To be honest, a lot of people in Columbus expected to be still recovering from a post-national championship hangover. The Buckeyes headed into the 2013 Big Ten Championship Game riding a 24-game win streak. Michigan State was all that stood in between Heaven-sent Urban Meyer and superstar Braxton Miller and that long-awaited shot at another BCS Championship.
Not only did Ohio State lose to MSU, but the Buckeyes failed to win the resulting trip to the Orange Bowl against Clemson. After all of that, a different kind of hangover might have been expected this spring.
Instead, Ohio State looked loose and, perhaps more importantly, hungry for the start of the 2014 season. Renewed focus on the future has taken hold in Columbus and players are no longer worried about a lengthy win streak or the massive pressure of national expectations.
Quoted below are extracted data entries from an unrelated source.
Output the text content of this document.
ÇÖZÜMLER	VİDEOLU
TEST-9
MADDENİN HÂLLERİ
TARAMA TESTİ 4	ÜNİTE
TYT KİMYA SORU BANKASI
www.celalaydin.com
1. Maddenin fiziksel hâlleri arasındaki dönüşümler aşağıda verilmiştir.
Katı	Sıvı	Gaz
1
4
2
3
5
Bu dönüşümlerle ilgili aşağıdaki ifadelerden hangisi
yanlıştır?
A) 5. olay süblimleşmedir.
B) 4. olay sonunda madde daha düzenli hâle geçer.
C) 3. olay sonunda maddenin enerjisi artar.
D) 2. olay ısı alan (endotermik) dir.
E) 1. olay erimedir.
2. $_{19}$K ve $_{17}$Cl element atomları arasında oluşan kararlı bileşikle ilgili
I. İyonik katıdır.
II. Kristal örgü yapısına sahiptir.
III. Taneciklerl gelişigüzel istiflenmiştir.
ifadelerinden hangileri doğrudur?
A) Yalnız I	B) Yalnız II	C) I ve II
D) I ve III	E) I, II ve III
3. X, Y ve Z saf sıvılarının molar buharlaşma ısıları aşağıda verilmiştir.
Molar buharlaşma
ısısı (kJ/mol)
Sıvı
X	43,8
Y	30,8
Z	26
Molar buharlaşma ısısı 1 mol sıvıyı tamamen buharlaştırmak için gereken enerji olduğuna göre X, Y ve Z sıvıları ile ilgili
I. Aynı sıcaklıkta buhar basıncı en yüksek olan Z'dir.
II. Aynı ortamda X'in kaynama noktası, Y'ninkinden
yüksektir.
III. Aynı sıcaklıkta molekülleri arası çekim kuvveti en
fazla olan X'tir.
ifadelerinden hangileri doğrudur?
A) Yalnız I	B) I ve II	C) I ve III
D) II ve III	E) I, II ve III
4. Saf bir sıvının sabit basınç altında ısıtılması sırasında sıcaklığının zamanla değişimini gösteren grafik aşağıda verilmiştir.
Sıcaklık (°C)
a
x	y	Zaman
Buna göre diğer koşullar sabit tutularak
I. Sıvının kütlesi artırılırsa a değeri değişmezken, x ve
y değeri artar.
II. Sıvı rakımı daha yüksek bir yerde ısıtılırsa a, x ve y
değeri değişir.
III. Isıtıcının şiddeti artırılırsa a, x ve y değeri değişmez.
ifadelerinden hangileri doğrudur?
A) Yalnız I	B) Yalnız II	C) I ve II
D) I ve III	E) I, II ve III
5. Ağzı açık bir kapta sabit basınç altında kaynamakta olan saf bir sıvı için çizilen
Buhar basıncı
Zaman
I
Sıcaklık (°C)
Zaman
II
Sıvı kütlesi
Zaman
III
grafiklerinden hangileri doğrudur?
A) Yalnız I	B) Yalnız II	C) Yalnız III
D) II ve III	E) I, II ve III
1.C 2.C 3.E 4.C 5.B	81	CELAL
Add in a pretty typical (for Ohio State) attendance of over 61,000—which included everyone in the standing, not just fans—and it's clear that there's no shortage of excitement for 2014.
It's far too soon to call Ohio State an East Division favorite, especially with a still-struggling secondary and an offensive line that offers more questions than answers. But Urban Meyer is one of those rare coaches who can build a team into more than the sum of its parts. Dismiss the Buckeyes at your own peril and expect them to be in the Big Ten—and College Football Playoff—hunt come November.